The traffic analysis of this blog tells me that wheezing — what causes it and what we do about it — is one of the most common search terms that bring people here. It’s a common problem, and I’ve written some about it before. The fact that so many people are searching for information about it tells me that doctors may not be doing a great job in explaining what it is. This post will tell you what a doctor means by the word.
“Wheezing” is one of those words which, when commonly used by non-physicians means one thing (noisy breathing), but which means something else when doctors use it. So, when a doctor tells you your child is wheezing, what is she telling you? To understand that you need to know a little about the anatomy of the lungs.
The lungs are made up of two main components: tiny air sacs (called aveoli), where the business of getting oxygen into the blood stream happens, and the pipes that conduct the air down to the air sacs. This system of pipes begins with the largest of them – the windpipe (called the trachea) – in the throat. It ends with the tiniest of them – called the bronchioles – which are just before the air sacs. Think of the system as an immense tree: the trunk, branches, and twigs are the pipes, and the leaves are the air sacs. Here is a picture.
Wheezing is the noise that happens when the small airways have something blocking them. The blockage most commonly comes from constriction of the airways, but sometimes it may be from debris, such as mucus, obstructing the passage. The sound of air flowing past these choke points in the small airways makes a whistling sound – that is a wheeze. Most of the time it is a sound heard when a child breathes out, not in, because it’s more difficult to get air out than in so that’s when the problem is obvious.
We can hear wheezes with a stethoscope, but sometimes they are so obvious we don’t need one. A more subtle sign of wheezing is when a child takes more time to get air out with each breath than he does to breathe air in.
How do we treat wheezing? Since the most common cause is constriction of the small airways, we typically give inhaled medications to reverse the constriction.
Bottom line: when a doctor uses the word wheeze, we aren’t just describing noisy breathing. We mean a specific thing that has a specific treatment.
Thanks for this information. My 2 year old toddler has had a couple of times what i thought is wheezing.

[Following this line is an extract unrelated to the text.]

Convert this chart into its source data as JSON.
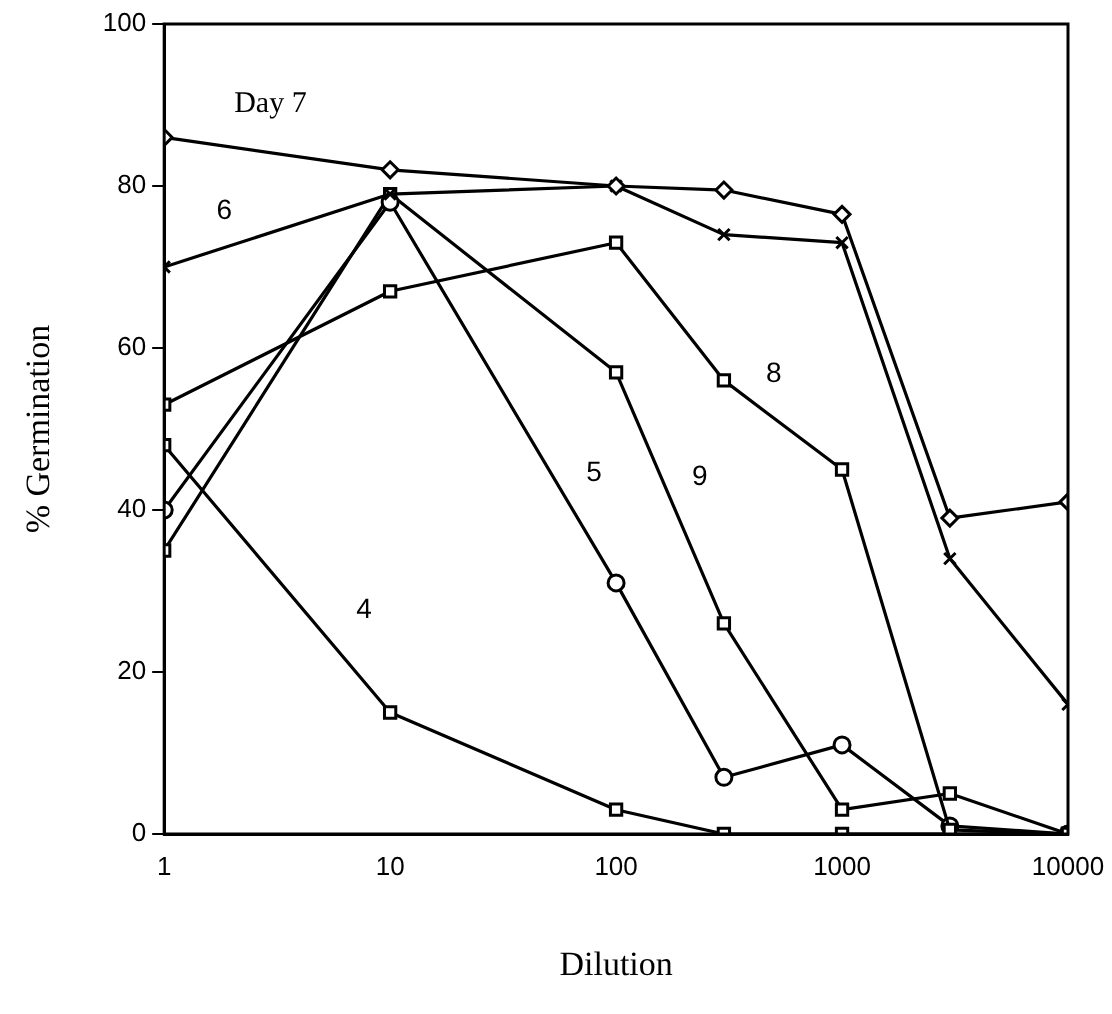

I hope my toddler wouldnt have the third round of this ‘sound’ but if it comes again, i will pay special attention whether the sound is from breathing-in or breathing-out. But i must say it is pretty scary as i was totally helpless when it happened.

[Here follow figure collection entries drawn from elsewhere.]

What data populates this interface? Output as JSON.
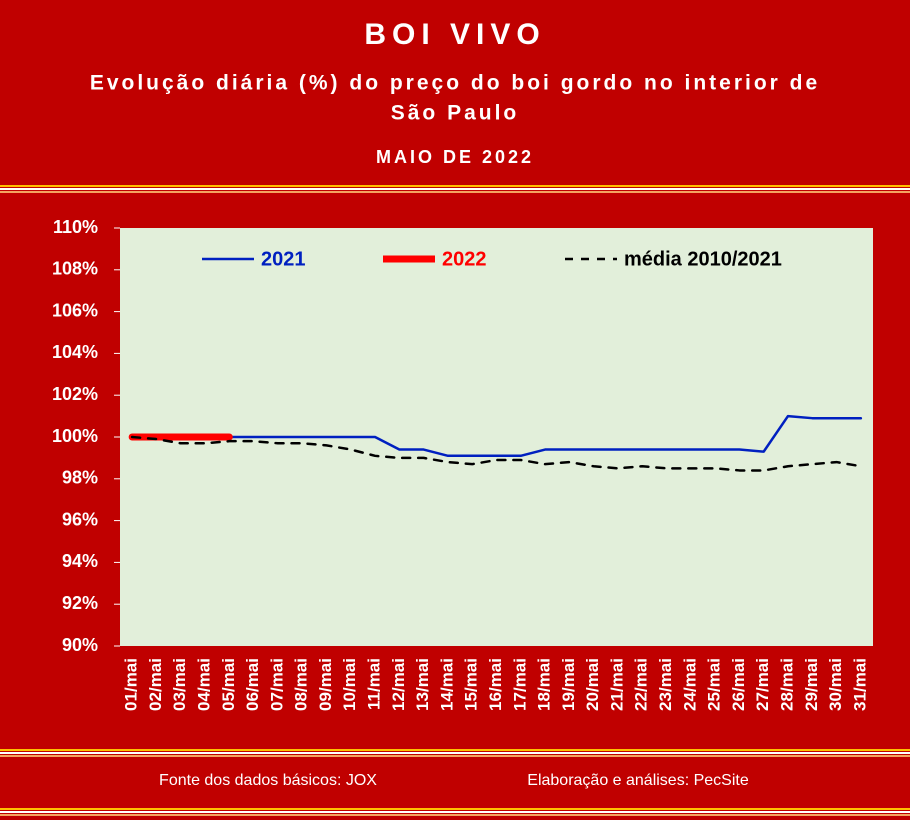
{
  "chart_data": {
    "type": "line",
    "title": "BOI VIVO",
    "subtitle": [
      "Evolução diária (%) do preço do boi gordo no interior de",
      "São Paulo"
    ],
    "period": "MAIO DE 2022",
    "source": "Fonte dos dados básicos: JOX",
    "credit": "Elaboração e análises: PecSite",
    "categories": [
      "01/mai",
      "02/mai",
      "03/mai",
      "04/mai",
      "05/mai",
      "06/mai",
      "07/mai",
      "08/mai",
      "09/mai",
      "10/mai",
      "11/mai",
      "12/mai",
      "13/mai",
      "14/mai",
      "15/mai",
      "16/mai",
      "17/mai",
      "18/mai",
      "19/mai",
      "20/mai",
      "21/mai",
      "22/mai",
      "23/mai",
      "24/mai",
      "25/mai",
      "26/mai",
      "27/mai",
      "28/mai",
      "29/mai",
      "30/mai",
      "31/mai"
    ],
    "series": [
      {
        "name": "2021",
        "color": "#0020c0",
        "width": 2.5,
        "dash": false,
        "values": [
          100,
          100,
          100,
          100,
          100,
          100,
          100,
          100,
          100,
          100,
          100,
          99.4,
          99.4,
          99.1,
          99.1,
          99.1,
          99.1,
          99.4,
          99.4,
          99.4,
          99.4,
          99.4,
          99.4,
          99.4,
          99.4,
          99.4,
          99.3,
          101.0,
          100.9,
          100.9,
          100.9
        ]
      },
      {
        "name": "2022",
        "color": "#ff0000",
        "width": 7,
        "dash": false,
        "values": [
          100,
          100,
          100,
          100,
          100,
          null,
          null,
          null,
          null,
          null,
          null,
          null,
          null,
          null,
          null,
          null,
          null,
          null,
          null,
          null,
          null,
          null,
          null,
          null,
          null,
          null,
          null,
          null,
          null,
          null,
          null
        ]
      },
      {
        "name": "média 2010/2021",
        "color": "#000000",
        "width": 2.5,
        "dash": true,
        "values": [
          100,
          99.9,
          99.7,
          99.7,
          99.8,
          99.8,
          99.7,
          99.7,
          99.6,
          99.4,
          99.1,
          99.0,
          99.0,
          98.8,
          98.7,
          98.9,
          98.9,
          98.7,
          98.8,
          98.6,
          98.5,
          98.6,
          98.5,
          98.5,
          98.5,
          98.4,
          98.4,
          98.6,
          98.7,
          98.8,
          98.6
        ]
      }
    ],
    "ylim": [
      90,
      110
    ],
    "yticks": [
      {
        "value": 90,
        "label": "90%"
      },
      {
        "value": 92,
        "label": "92%"
      },
      {
        "value": 94,
        "label": "94%"
      },
      {
        "value": 96,
        "label": "96%"
      },
      {
        "value": 98,
        "label": "98%"
      },
      {
        "value": 100,
        "label": "100%"
      },
      {
        "value": 102,
        "label": "102%"
      },
      {
        "value": 104,
        "label": "104%"
      },
      {
        "value": 106,
        "label": "106%"
      },
      {
        "value": 108,
        "label": "108%"
      },
      {
        "value": 110,
        "label": "110%"
      }
    ],
    "plot_background": "#e2efda"
  }
}
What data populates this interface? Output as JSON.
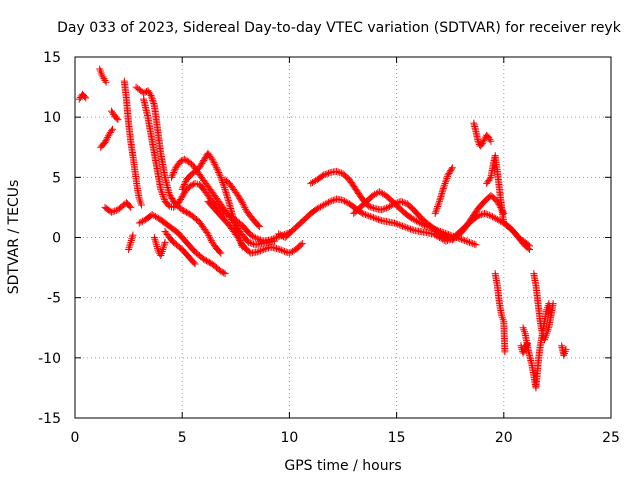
{
  "chart_data": {
    "type": "scatter",
    "title": "Day 033 of 2023, Sidereal Day-to-day VTEC variation (SDTVAR) for receiver reyk",
    "xlabel": "GPS time / hours",
    "ylabel": "SDTVAR / TECUs",
    "xlim": [
      0,
      25
    ],
    "ylim": [
      -15,
      15
    ],
    "xticks": [
      0,
      5,
      10,
      15,
      20,
      25
    ],
    "yticks": [
      -15,
      -10,
      -5,
      0,
      5,
      10,
      15
    ],
    "xtick_labels": [
      "0",
      "5",
      "10",
      "15",
      "20",
      "25"
    ],
    "ytick_labels": [
      "-15",
      "-10",
      "-5",
      "0",
      "5",
      "10",
      "15"
    ],
    "grid": true,
    "marker": "+",
    "color": "#ff0000",
    "series": [
      {
        "name": "t1",
        "x": [
          0.2,
          0.35,
          0.5
        ],
        "y": [
          11.5,
          11.9,
          11.6
        ]
      },
      {
        "name": "t2",
        "x": [
          1.15,
          1.25,
          1.35,
          1.45
        ],
        "y": [
          14.0,
          13.5,
          13.2,
          12.9
        ]
      },
      {
        "name": "t3",
        "x": [
          1.2,
          1.4,
          1.6,
          1.75
        ],
        "y": [
          7.5,
          7.9,
          8.6,
          9.0
        ]
      },
      {
        "name": "t4",
        "x": [
          1.7,
          1.85,
          2.0
        ],
        "y": [
          10.5,
          10.1,
          9.8
        ]
      },
      {
        "name": "t5",
        "x": [
          1.4,
          1.7,
          2.0,
          2.2,
          2.4,
          2.6
        ],
        "y": [
          2.5,
          2.1,
          2.3,
          2.6,
          2.9,
          2.5
        ]
      },
      {
        "name": "t6",
        "x": [
          2.3,
          2.4,
          2.5,
          2.6,
          2.7,
          2.8,
          2.9,
          3.0,
          3.1
        ],
        "y": [
          13.0,
          11.5,
          9.5,
          8.0,
          6.8,
          5.5,
          4.2,
          3.2,
          2.7
        ]
      },
      {
        "name": "t7",
        "x": [
          2.5,
          2.6,
          2.7
        ],
        "y": [
          -1.0,
          -0.4,
          0.2
        ]
      },
      {
        "name": "t8",
        "x": [
          2.85,
          3.0,
          3.2,
          3.4,
          3.55,
          3.7,
          3.85,
          4.0,
          4.2,
          4.4,
          4.6,
          4.8,
          5.0,
          5.2,
          5.4,
          5.6,
          5.8,
          6.0,
          6.2,
          6.4,
          6.6,
          6.8
        ],
        "y": [
          12.5,
          12.3,
          12.0,
          12.2,
          11.8,
          11.0,
          9.0,
          7.0,
          5.0,
          3.6,
          3.0,
          2.6,
          2.3,
          2.1,
          1.9,
          1.6,
          1.3,
          0.8,
          0.3,
          -0.4,
          -0.9,
          -1.3
        ]
      },
      {
        "name": "t9",
        "x": [
          3.2,
          3.4,
          3.6,
          3.8,
          4.0,
          4.2,
          4.4,
          4.6,
          4.8,
          5.0,
          5.2,
          5.4,
          5.6,
          5.8,
          6.0,
          6.2,
          6.4,
          6.6,
          6.8,
          7.0,
          7.2,
          7.4,
          7.6,
          7.8,
          8.0,
          8.2,
          8.5,
          8.8,
          9.1,
          9.4,
          9.7,
          10.0
        ],
        "y": [
          11.5,
          10.0,
          8.0,
          6.0,
          4.0,
          3.0,
          2.6,
          2.5,
          2.8,
          3.4,
          4.0,
          4.3,
          4.5,
          4.4,
          4.0,
          3.5,
          3.0,
          2.6,
          2.3,
          2.0,
          1.8,
          1.6,
          1.3,
          1.0,
          0.6,
          0.2,
          -0.1,
          -0.3,
          -0.2,
          0.0,
          0.2,
          0.4
        ]
      },
      {
        "name": "t10",
        "x": [
          3.0,
          3.3,
          3.6,
          3.9,
          4.2,
          4.5,
          4.8,
          5.0,
          5.2,
          5.4,
          5.6,
          5.8,
          6.0,
          6.2,
          6.4,
          6.6,
          6.8,
          7.0
        ],
        "y": [
          1.2,
          1.5,
          1.9,
          1.6,
          1.2,
          0.8,
          0.4,
          0.0,
          -0.4,
          -0.8,
          -1.2,
          -1.5,
          -1.8,
          -2.0,
          -2.2,
          -2.5,
          -2.8,
          -3.0
        ]
      },
      {
        "name": "t11",
        "x": [
          3.7,
          3.8,
          3.9,
          4.0,
          4.1,
          4.2
        ],
        "y": [
          0.0,
          -0.6,
          -1.2,
          -1.5,
          -1.0,
          -0.4
        ]
      },
      {
        "name": "t12",
        "x": [
          4.2,
          4.4,
          4.6,
          4.8,
          5.0,
          5.2,
          5.4,
          5.6
        ],
        "y": [
          0.5,
          0.0,
          -0.4,
          -0.7,
          -1.0,
          -1.4,
          -1.8,
          -2.2
        ]
      },
      {
        "name": "t13",
        "x": [
          4.5,
          4.7,
          4.9,
          5.1,
          5.3,
          5.5,
          5.7,
          5.9,
          6.1,
          6.3,
          6.5,
          6.7,
          6.9,
          7.1,
          7.3,
          7.5,
          7.7,
          7.9,
          8.1,
          8.4,
          8.7,
          9.0,
          9.3
        ],
        "y": [
          5.0,
          5.8,
          6.3,
          6.5,
          6.3,
          6.0,
          5.5,
          5.0,
          4.5,
          4.0,
          3.5,
          3.0,
          2.5,
          2.0,
          1.5,
          1.0,
          0.5,
          0.0,
          -0.4,
          -0.6,
          -0.5,
          -0.4,
          -0.3
        ]
      },
      {
        "name": "t14",
        "x": [
          5.0,
          5.2,
          5.4,
          5.6,
          5.8,
          6.0,
          6.2,
          6.4,
          6.6,
          6.8,
          7.0,
          7.2,
          7.4,
          7.6,
          7.8
        ],
        "y": [
          4.0,
          4.8,
          5.2,
          5.5,
          5.8,
          6.4,
          7.0,
          6.5,
          5.8,
          5.0,
          4.0,
          2.8,
          1.5,
          0.3,
          -0.8
        ]
      },
      {
        "name": "t15",
        "x": [
          6.2,
          6.4,
          6.6,
          6.8,
          7.0,
          7.2,
          7.4,
          7.6,
          7.8,
          8.0,
          8.2,
          8.5,
          8.8,
          9.1,
          9.4,
          9.7,
          10.0,
          10.3,
          10.6
        ],
        "y": [
          3.0,
          2.6,
          2.2,
          1.8,
          1.4,
          1.0,
          0.5,
          0.0,
          -0.6,
          -1.0,
          -1.3,
          -1.2,
          -1.0,
          -0.8,
          -0.9,
          -1.1,
          -1.3,
          -1.0,
          -0.5
        ]
      },
      {
        "name": "t16",
        "x": [
          7.0,
          7.2,
          7.4,
          7.6,
          7.8,
          8.0,
          8.3,
          8.6
        ],
        "y": [
          4.8,
          4.5,
          4.0,
          3.5,
          2.9,
          2.2,
          1.5,
          0.9
        ]
      },
      {
        "name": "t17",
        "x": [
          9.5,
          9.8,
          10.1,
          10.4,
          10.7,
          11.0,
          11.3,
          11.6,
          11.9,
          12.2,
          12.5,
          12.8,
          13.1,
          13.4,
          13.7,
          14.0,
          14.3,
          14.6,
          14.9,
          15.2,
          15.5,
          15.8,
          16.1,
          16.4,
          16.7,
          17.0,
          17.3,
          17.6,
          17.9,
          18.2,
          18.5,
          18.8,
          19.1,
          19.4,
          19.7,
          20.0,
          20.3,
          20.6,
          20.9,
          21.2
        ],
        "y": [
          0.3,
          0.0,
          0.5,
          1.0,
          1.5,
          2.0,
          2.4,
          2.7,
          3.0,
          3.2,
          3.1,
          2.8,
          2.4,
          2.0,
          1.8,
          1.6,
          1.4,
          1.3,
          1.2,
          1.0,
          0.8,
          0.6,
          0.5,
          0.4,
          0.3,
          0.0,
          -0.3,
          -0.1,
          0.4,
          0.9,
          1.4,
          1.8,
          2.0,
          1.8,
          1.5,
          1.2,
          0.8,
          0.2,
          -0.5,
          -1.0
        ]
      },
      {
        "name": "t18",
        "x": [
          11.0,
          11.3,
          11.6,
          11.9,
          12.2,
          12.5,
          12.8,
          13.1,
          13.4,
          13.7,
          14.0,
          14.3,
          14.6,
          14.9,
          15.2,
          15.5,
          15.8,
          16.1,
          16.4,
          16.7,
          17.0,
          17.3,
          17.6,
          17.9,
          18.2,
          18.5,
          18.8,
          19.1,
          19.4,
          19.7,
          20.0
        ],
        "y": [
          4.5,
          4.8,
          5.2,
          5.4,
          5.5,
          5.3,
          4.8,
          4.0,
          3.2,
          2.6,
          2.4,
          2.3,
          2.5,
          2.8,
          3.0,
          2.8,
          2.3,
          1.7,
          1.2,
          0.8,
          0.4,
          0.0,
          -0.2,
          0.2,
          0.8,
          1.6,
          2.4,
          3.0,
          3.5,
          3.0,
          2.0
        ]
      },
      {
        "name": "t19",
        "x": [
          13.0,
          13.3,
          13.6,
          13.9,
          14.2,
          14.5,
          14.8,
          15.1,
          15.4,
          15.7,
          16.0,
          16.3,
          16.6,
          16.9,
          17.2,
          17.5,
          17.8,
          18.1,
          18.4,
          18.7
        ],
        "y": [
          2.0,
          2.5,
          3.0,
          3.5,
          3.8,
          3.5,
          3.0,
          2.5,
          2.0,
          1.6,
          1.3,
          1.0,
          0.8,
          0.6,
          0.4,
          0.2,
          0.0,
          -0.2,
          -0.4,
          -0.6
        ]
      },
      {
        "name": "t20",
        "x": [
          16.8,
          17.0,
          17.2,
          17.4,
          17.6
        ],
        "y": [
          2.0,
          3.0,
          4.2,
          5.2,
          5.8
        ]
      },
      {
        "name": "t21",
        "x": [
          18.6,
          18.7,
          18.8,
          18.9,
          19.0,
          19.1,
          19.2,
          19.3,
          19.4
        ],
        "y": [
          9.5,
          8.8,
          8.0,
          7.6,
          7.8,
          8.2,
          8.5,
          8.3,
          8.0
        ]
      },
      {
        "name": "t22",
        "x": [
          19.2,
          19.4,
          19.5,
          19.6,
          19.7,
          19.8,
          19.9,
          20.0,
          20.2,
          20.4,
          20.6,
          20.8,
          21.0,
          21.2
        ],
        "y": [
          4.5,
          5.0,
          6.0,
          6.8,
          5.5,
          4.0,
          2.5,
          1.2,
          0.9,
          0.6,
          0.2,
          -0.2,
          -0.4,
          -0.7
        ]
      },
      {
        "name": "t23",
        "x": [
          19.6,
          19.7,
          19.8,
          19.9,
          20.0,
          20.05
        ],
        "y": [
          -3.0,
          -4.0,
          -5.5,
          -6.5,
          -7.0,
          -9.5
        ]
      },
      {
        "name": "t24",
        "x": [
          20.9,
          21.0,
          21.1,
          21.2,
          21.3,
          21.4,
          21.5,
          21.6,
          21.7,
          21.8,
          21.9,
          22.0,
          22.1,
          22.2
        ],
        "y": [
          -7.5,
          -8.0,
          -9.0,
          -9.8,
          -10.5,
          -11.5,
          -12.5,
          -10.5,
          -9.0,
          -8.0,
          -7.0,
          -6.0,
          -5.5,
          -6.5
        ]
      },
      {
        "name": "t25",
        "x": [
          21.4,
          21.5,
          21.6,
          21.7,
          21.8,
          21.9,
          22.0,
          22.1,
          22.2,
          22.3
        ],
        "y": [
          -3.0,
          -4.0,
          -5.5,
          -7.0,
          -8.0,
          -8.5,
          -8.0,
          -7.5,
          -6.5,
          -5.5
        ]
      },
      {
        "name": "t26",
        "x": [
          20.8,
          20.9,
          21.0,
          21.1
        ],
        "y": [
          -9.0,
          -9.6,
          -9.2,
          -8.8
        ]
      },
      {
        "name": "t27",
        "x": [
          22.7,
          22.8,
          22.9
        ],
        "y": [
          -9.0,
          -9.8,
          -9.3
        ]
      }
    ]
  }
}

Just to share, and hope you can further comment based on your experience, on the severity of this. Right before my toddler had this heavy breathing, she starts with some initial coughs (as if she tried to clear her throat or airway), followed by a need to drink lots of water and, after that, thats when the breathing sound starts and my toddler gets scared herself too. The breathing sound lasted about 7 minutes before my toddler calms down to sleep. By the time we got to the doctor, she is fine.
What would you say of this?
It’s hard to say what that is without evaluating your child and I can’t give you specific medical advice over the interent, but I would wonder about a couple things. It can be hard to tell the breathing abnormality of croup from that of wheezing, especially after the fact. Wheezing does often have a strong component of cough with it. Both conditions can come and go fairly quickly. But infectious croup, the kind that viruses cause, doesn’t generally improve that fast.

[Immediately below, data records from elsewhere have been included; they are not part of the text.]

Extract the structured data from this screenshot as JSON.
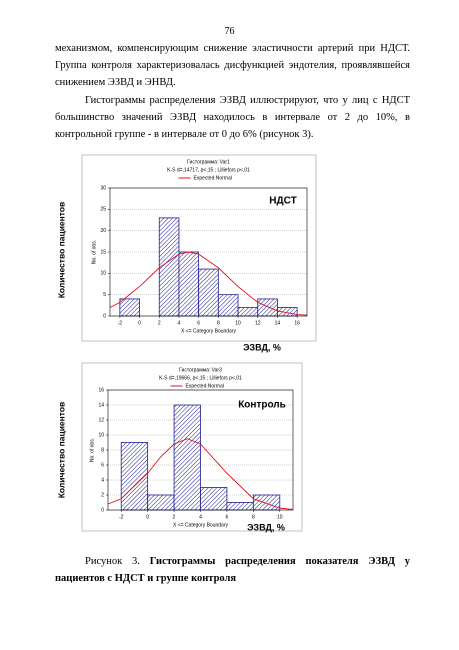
{
  "page_number": "76",
  "paragraphs": [
    "механизмом, компенсирующим снижение эластичности артерий при НДСТ. Группа контроля характеризовалась дисфункцией эндотелия, проявлявшейся снижением ЭЗВД и ЭНВД.",
    "Гистограммы распределения ЭЗВД иллюстрируют, что у лиц с НДСТ большинство значений ЭЗВД находилось в интервале от 2 до 10%, в контрольной группе - в интервале от 0 до 6% (рисунок 3)."
  ],
  "chart_data": [
    {
      "type": "histogram",
      "title": "Гистограмма: Var1",
      "subtitle": "K-S d=,14717, p<,15 ; Lilliefors p<,01",
      "xlabel": "X <= Category Boundary",
      "ylabel": "No. of obs.",
      "outer_ylabel": "Количество пациентов",
      "outer_xlabel": "ЭЗВД, %",
      "annotation": "НДСТ",
      "bins": [
        -2,
        0,
        2,
        4,
        6,
        8,
        10,
        12,
        14,
        16
      ],
      "values": [
        4,
        0,
        23,
        15,
        11,
        5,
        2,
        4,
        2
      ],
      "color": "#1f1f8f",
      "curve": {
        "name": "Expected Normal",
        "color": "#e01020",
        "x": [
          -3,
          -2,
          0,
          2,
          4,
          5,
          6,
          8,
          10,
          12,
          14,
          16,
          17
        ],
        "values": [
          2,
          3.2,
          6.9,
          11.3,
          14.5,
          15,
          14.5,
          11.3,
          6.9,
          3.2,
          1.2,
          0.34,
          0.2
        ]
      },
      "xlim": [
        -3,
        17
      ],
      "xticks": [
        -2,
        0,
        2,
        4,
        6,
        8,
        10,
        12,
        14,
        16
      ],
      "ylim": [
        0,
        30
      ],
      "yticks": [
        0,
        5,
        10,
        15,
        20,
        25,
        30
      ],
      "grid": true
    },
    {
      "type": "histogram",
      "title": "Гистограмма: Var3",
      "subtitle": "K-S d=,19666, p<,15 ; Lilliefors p<,01",
      "xlabel": "X <= Category Boundary",
      "ylabel": "No. of obs.",
      "outer_ylabel": "Количество пациентов",
      "outer_xlabel": "ЭЗВД, %",
      "annotation": "Контроль",
      "bins": [
        -2,
        0,
        2,
        4,
        6,
        8,
        10
      ],
      "values": [
        9,
        2,
        14,
        3,
        1,
        2
      ],
      "color": "#1f1f8f",
      "curve": {
        "name": "Expected Normal",
        "color": "#e01020",
        "x": [
          -3,
          -2,
          0,
          1,
          2,
          3,
          4,
          6,
          8,
          10,
          11
        ],
        "values": [
          0.8,
          1.5,
          4.9,
          7.1,
          8.8,
          9.5,
          8.8,
          4.9,
          1.5,
          0.25,
          0.08
        ]
      },
      "xlim": [
        -3,
        11
      ],
      "xticks": [
        -2,
        0,
        2,
        4,
        6,
        8,
        10
      ],
      "ylim": [
        0,
        16
      ],
      "yticks": [
        0,
        2,
        4,
        6,
        8,
        10,
        12,
        14,
        16
      ],
      "grid": true
    }
  ],
  "caption": {
    "label": "Рисунок 3.",
    "text": "Гистограммы распределения показателя ЭЗВД у пациентов с НДСТ и группе контроля"
  }
}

There are some other airway problems that come to mind. One is called spasmodic croup; it can come and go that fast. Another is called laryngeal or tracheal malacia (so-called “floppy airways”), although children with breathing problems from that condition are generally infants, not toddlers, and the breathing problem doesn’t generally come and go that fast. It also tends to be a chronic problem.
At any rate, the expert doctors on these sorts of airway issues are the pediatric pulmonologists (lung specialists). If the problem continues, I’d consider consulting one of those if you can. My second choice would be a pediatric allergist — even though your child’s problem doesn’t sound like an allergy to me, the pediatric allergists are also quite good at airway problems generally. Perhaps your child’s regular doctor could refer you to one of those.
I hope this helps, and thanks for stopping by.
Hi I wanna my.daughter is 2yrs old and she keeps wheezing no fever just cough andwhezzing what.can I do
Take her to your doctor for evaluation. I can’t give you specific medical advice over the internet because I’m not your child’s doctor.